Biomass and biofuels also saw a good year with a European Action Plan being adopted to boost their use across heating, electricity and transport (see related story) and grants being made available for biomass boilers in the UK (see related story).

Spain confirmed its status as the top spot for renewable energy investment (see related story) knocking the UK from its perch due to the slow pace of development here (see related story).

Solar power saw growth overall globally, but there were fears from some in the UK that a policy shift on home renewables would leave solar in the dark (see related story).

Many hoped a further boost to renewables use in the UK would be given when all energy suppliers were forced to disclose how much of their energy comes from which source (see related story). Many thought that the transparency would encourage consumers to switch supplier based on the published results, however, there is scant evidence that this has so far happened.

New investment was also provided through the Carbon Abatement Technology Strategy, which would see carbon emissions captured and stored, rather than actually trying to reduce the production of the emissions in the first place (see related story). The technology will be focused on coal burning plants, mostly in recognition of the fact that as oil and gas prices rise, coal has become a far cheaper alternative.

At the G8 summit, George W Bush played a convincing role as the global village’s prime idiot, quashing Blair’s hope of consensus on climate change (see related story) and leading many to pin hopes on the EU leadership (see related story).

Campaigns to make poverty history were also drowned out by a combination of rock star egos and political stalling, while Aubrey Meyer of the Global Commons Institute, pointed out that by adopting a system of contraction and convergence (C&C) both poverty and emissions reduction goals could be reached simultaneously (see related story).

As the year progressed, Mr Blair’s supposed leadership on climate change and renewables seemed ever more shaky as he seemed to become less convinced of the need for targets to cut emissions (see related story) and ever more convinced of the need for nuclear power to meet the needs of the future (see related story).

This was further compounded when his chief scientific advisor Sir David King gave his backing to a new generation of nuclear power stations saying they were now far less polluting and much cheaper to build (see related story).

After these hints, it came as little surprise that the main focus of the UK energy review, announced in late November, was whether or not to build new nuclear power stations (see related story).
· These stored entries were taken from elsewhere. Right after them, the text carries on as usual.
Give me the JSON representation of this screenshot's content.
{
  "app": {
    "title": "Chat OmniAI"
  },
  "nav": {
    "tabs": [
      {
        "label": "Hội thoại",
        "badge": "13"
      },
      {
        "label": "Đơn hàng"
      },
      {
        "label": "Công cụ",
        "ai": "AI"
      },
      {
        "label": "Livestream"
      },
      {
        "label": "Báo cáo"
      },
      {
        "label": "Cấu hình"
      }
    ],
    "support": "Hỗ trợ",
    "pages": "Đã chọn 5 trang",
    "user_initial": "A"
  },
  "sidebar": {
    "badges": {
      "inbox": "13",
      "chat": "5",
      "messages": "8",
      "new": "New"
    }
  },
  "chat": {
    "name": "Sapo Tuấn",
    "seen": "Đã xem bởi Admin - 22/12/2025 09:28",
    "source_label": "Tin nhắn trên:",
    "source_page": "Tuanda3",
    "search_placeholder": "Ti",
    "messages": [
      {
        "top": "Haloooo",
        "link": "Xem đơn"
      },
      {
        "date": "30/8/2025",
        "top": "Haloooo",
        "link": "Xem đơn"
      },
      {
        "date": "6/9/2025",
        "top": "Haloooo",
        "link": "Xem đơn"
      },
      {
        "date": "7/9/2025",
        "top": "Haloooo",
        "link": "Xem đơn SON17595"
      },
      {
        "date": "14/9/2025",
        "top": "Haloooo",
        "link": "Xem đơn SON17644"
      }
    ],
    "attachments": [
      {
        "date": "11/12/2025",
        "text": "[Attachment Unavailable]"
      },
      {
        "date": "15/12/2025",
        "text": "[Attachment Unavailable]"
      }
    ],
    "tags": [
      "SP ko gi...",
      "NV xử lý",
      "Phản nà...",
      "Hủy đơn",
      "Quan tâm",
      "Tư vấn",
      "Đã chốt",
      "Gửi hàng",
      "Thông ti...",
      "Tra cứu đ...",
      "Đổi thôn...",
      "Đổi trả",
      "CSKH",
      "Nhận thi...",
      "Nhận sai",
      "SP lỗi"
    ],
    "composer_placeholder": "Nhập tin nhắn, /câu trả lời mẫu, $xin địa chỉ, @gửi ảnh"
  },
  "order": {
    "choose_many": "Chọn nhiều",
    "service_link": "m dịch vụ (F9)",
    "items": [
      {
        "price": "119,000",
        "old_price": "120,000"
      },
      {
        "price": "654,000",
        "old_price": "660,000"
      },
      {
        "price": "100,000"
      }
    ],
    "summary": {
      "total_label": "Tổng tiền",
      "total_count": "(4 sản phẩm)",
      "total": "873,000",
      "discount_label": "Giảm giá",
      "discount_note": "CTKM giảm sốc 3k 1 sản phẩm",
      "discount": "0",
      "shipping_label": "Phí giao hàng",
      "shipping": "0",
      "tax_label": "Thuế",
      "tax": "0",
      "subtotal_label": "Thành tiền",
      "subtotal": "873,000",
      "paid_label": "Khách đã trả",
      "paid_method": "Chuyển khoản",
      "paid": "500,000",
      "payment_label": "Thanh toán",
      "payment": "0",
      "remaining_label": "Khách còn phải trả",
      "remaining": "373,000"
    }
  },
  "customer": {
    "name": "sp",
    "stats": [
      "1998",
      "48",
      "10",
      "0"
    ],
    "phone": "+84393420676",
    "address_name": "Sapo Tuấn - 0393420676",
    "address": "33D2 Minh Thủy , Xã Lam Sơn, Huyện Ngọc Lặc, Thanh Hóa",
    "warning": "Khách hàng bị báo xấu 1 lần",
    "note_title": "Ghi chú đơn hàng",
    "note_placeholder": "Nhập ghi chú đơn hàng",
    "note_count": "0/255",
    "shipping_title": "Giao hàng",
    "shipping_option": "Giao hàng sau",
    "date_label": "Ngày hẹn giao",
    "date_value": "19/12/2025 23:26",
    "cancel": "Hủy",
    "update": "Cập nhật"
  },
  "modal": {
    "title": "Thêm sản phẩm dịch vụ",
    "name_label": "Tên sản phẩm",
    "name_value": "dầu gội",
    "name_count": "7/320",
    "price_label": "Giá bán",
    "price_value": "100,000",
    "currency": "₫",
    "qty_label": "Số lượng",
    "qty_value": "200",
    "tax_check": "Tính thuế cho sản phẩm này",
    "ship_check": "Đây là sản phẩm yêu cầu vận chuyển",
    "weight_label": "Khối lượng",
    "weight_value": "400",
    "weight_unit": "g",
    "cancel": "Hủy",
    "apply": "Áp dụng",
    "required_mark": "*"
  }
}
The results will be announced in July 2006.

The year ended with a relatively modest victory over the nay-sayers, with agreement reached at the Montreal summit on climate change (see related story) and all nations calling America’s bluff over its childish attempts to walk out of negotiations (see related story).

The victory is still modest, however, and still failed to come up with any post-Kyoto solution. Despite only being fully ratified in 2005, the agreement runs out in 2012 and no new system or targets have been agreed.

However, the talks do offer a glimmer of hope to the developing world through the start of the Clean Development Mechanism. This allows wealthy countries to invest in renewable energy projects in nations who are not Kyoto signatories and claim carbon credits back home.

The system has become tangled in red tape and ineffectual, but negotiators at Montreal have streamlined the CDM and given assurances that it will continue beyond 2012 when the first phase of Kyoto comes to a close.

Nations have been urged to dramatically increase their funding to improve the administration of the scheme which, if running smoothly, could be expected to invest US$100 billion in projects around the world from plans for hydro in Honduras and Chinese wind turbines to innovative biomass plants in Brazil and India making use of agricultural waste – sugar cane mash and rice husks.

Although not a total solution to any of the problems posed by climate change, the acknowledgement by a majority of the world’s governments that climate change exists, and that a framework also exists to help deal with this, means that 2006 could be the year that some definite, concerted action takes place around the world.